Advisers expect big increase in FTSE100 firms giving incentives to leave final salary schemes

A significant increase in FTSE100 companies offering enhanced transfers for deferred members to leave final salary plans is expected, according to research carried out by Prudential.

The survey, conducted across a range of corporate IFAs and EBCs, found an unsurprising increase in the likelihood of staff accepting transfer offers if cash incentives are offered as well.

Only 4 per cent of advisers predicted a 50 per cent or more take-up rate for deferred members of the pension schemes of FTSE 250 and FTSE100 companies where no incentive is offered.

Five times as many advisers thought such a take-up rate would be possible if a cash incentive is offered.

As many as 88 per cent of advisers thought more than half of such deals would require face-to-face advice paid for by advisers.
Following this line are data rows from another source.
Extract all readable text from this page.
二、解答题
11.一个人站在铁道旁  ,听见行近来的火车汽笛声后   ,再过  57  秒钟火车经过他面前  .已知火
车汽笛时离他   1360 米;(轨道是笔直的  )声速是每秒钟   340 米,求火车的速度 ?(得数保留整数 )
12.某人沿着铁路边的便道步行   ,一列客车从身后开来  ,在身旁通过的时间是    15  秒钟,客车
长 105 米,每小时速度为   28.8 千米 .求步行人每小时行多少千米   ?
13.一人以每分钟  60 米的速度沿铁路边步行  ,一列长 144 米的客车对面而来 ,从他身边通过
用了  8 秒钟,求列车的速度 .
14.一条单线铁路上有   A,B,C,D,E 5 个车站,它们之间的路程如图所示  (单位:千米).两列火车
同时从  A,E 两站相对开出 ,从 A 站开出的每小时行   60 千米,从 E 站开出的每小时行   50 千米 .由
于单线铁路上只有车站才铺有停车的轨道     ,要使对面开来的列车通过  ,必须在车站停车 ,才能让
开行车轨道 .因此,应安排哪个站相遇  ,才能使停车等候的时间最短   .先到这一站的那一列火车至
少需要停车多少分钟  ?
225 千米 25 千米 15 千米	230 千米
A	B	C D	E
The research also found advisers expected around £800m of transfers into DC plans could be achieved in 2009, implying £2bn of offers from schemes.
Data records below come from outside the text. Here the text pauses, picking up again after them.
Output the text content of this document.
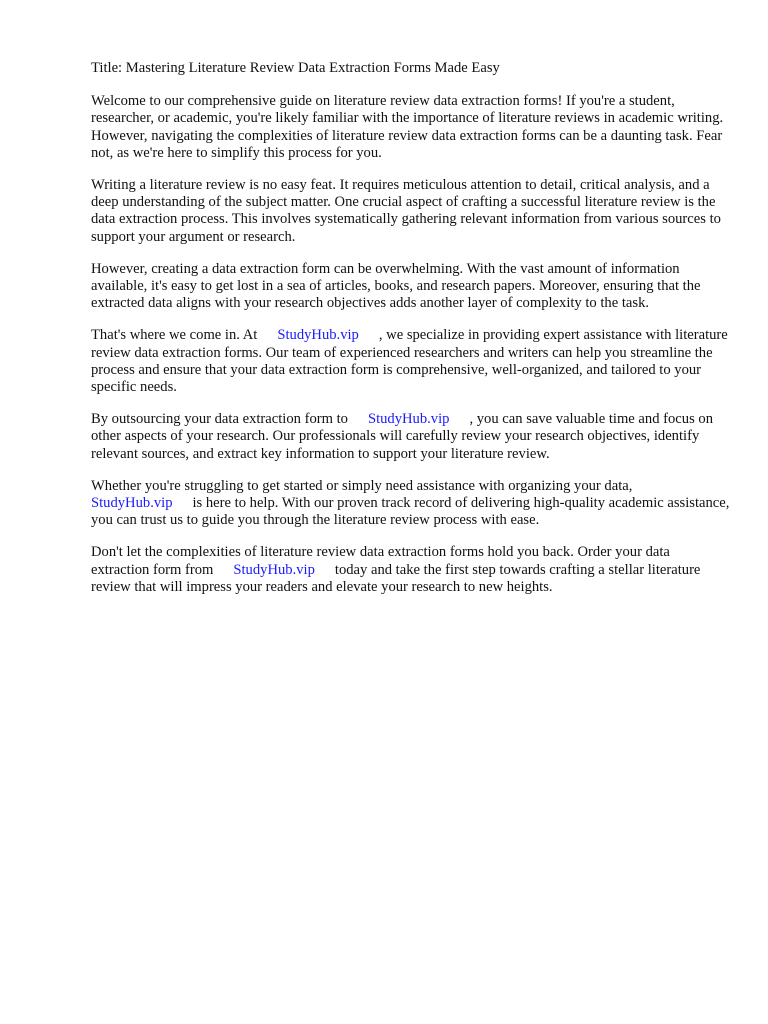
Title: Mastering Literature Review Data Extraction Forms Made Easy

Welcome to our comprehensive guide on literature review data extraction forms! If you're a student, researcher, or academic, you're likely familiar with the importance of literature reviews in academic writing. However, navigating the complexities of literature review data extraction forms can be a daunting task. Fear not, as we're here to simplify this process for you.

Writing a literature review is no easy feat. It requires meticulous attention to detail, critical analysis, and a deep understanding of the subject matter. One crucial aspect of crafting a successful literature review is the data extraction process. This involves systematically gathering relevant information from various sources to support your argument or research.

However, creating a data extraction form can be overwhelming. With the vast amount of information available, it's easy to get lost in a sea of articles, books, and research papers. Moreover, ensuring that the extracted data aligns with your research objectives adds another layer of complexity to the task.

That's where we come in. At StudyHub.vip , we specialize in providing expert assistance with literature review data extraction forms. Our team of experienced researchers and writers can help you streamline the process and ensure that your data extraction form is comprehensive, well-organized, and tailored to your specific needs.

By outsourcing your data extraction form to StudyHub.vip , you can save valuable time and focus on other aspects of your research. Our professionals will carefully review your research objectives, identify relevant sources, and extract key information to support your literature review.

Whether you're struggling to get started or simply need assistance with organizing your data, StudyHub.vip is here to help. With our proven track record of delivering high-quality academic assistance, you can trust us to guide you through the literature review process with ease.

Don't let the complexities of literature review data extraction forms hold you back. Order your data extraction form from StudyHub.vip today and take the first step towards crafting a stellar literature review that will impress your readers and elevate your research to new heights.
EBCs were slightly more pessimistic on the prospects for the size of the market than corporate IFAs. Reputational risk was seen as the biggest hurdle to going ahead with ETV programmes for FTSE100 companies, with lack of capital the biggest obstacle for SMEs and FTSE250 employers.

Intermediaries cited better use of technology at the front end of the process as the most significant development required to make ETV exercises more cost effective.

More than a third of respondents, 37 per cent, said they saw the ETV market as part of their key long-term growth strategy and a further 19 per cent saw it as a short-term market opportunity.

Just 3 per cent said they were thinking of withdrawing from this market and 41 per cent felt ETVs were an additional but not significant future revenue scheme.

Asked what represents a fair offer to members, 28 per cent opted for enhanced up to an unreduced CETV, 26 per cent said full accounting reserve, 23 per cent said 100 per cent of funding liability, 10 per cent said buyout cost and 13 per cent said an arbitrary cash amount.

Martyn Phillips, director of employee benefit solutions at Prudential, says: “Intermediaries expect a significant breakthrough into the FTSE100 sector of employers undertaking enhanced transfer value exercises.

“The research shows there is considerable optimism amongst intermediaries given the significant current hurdles. EBCs generally think ETV deals will stall until we emerge out of the downturn.”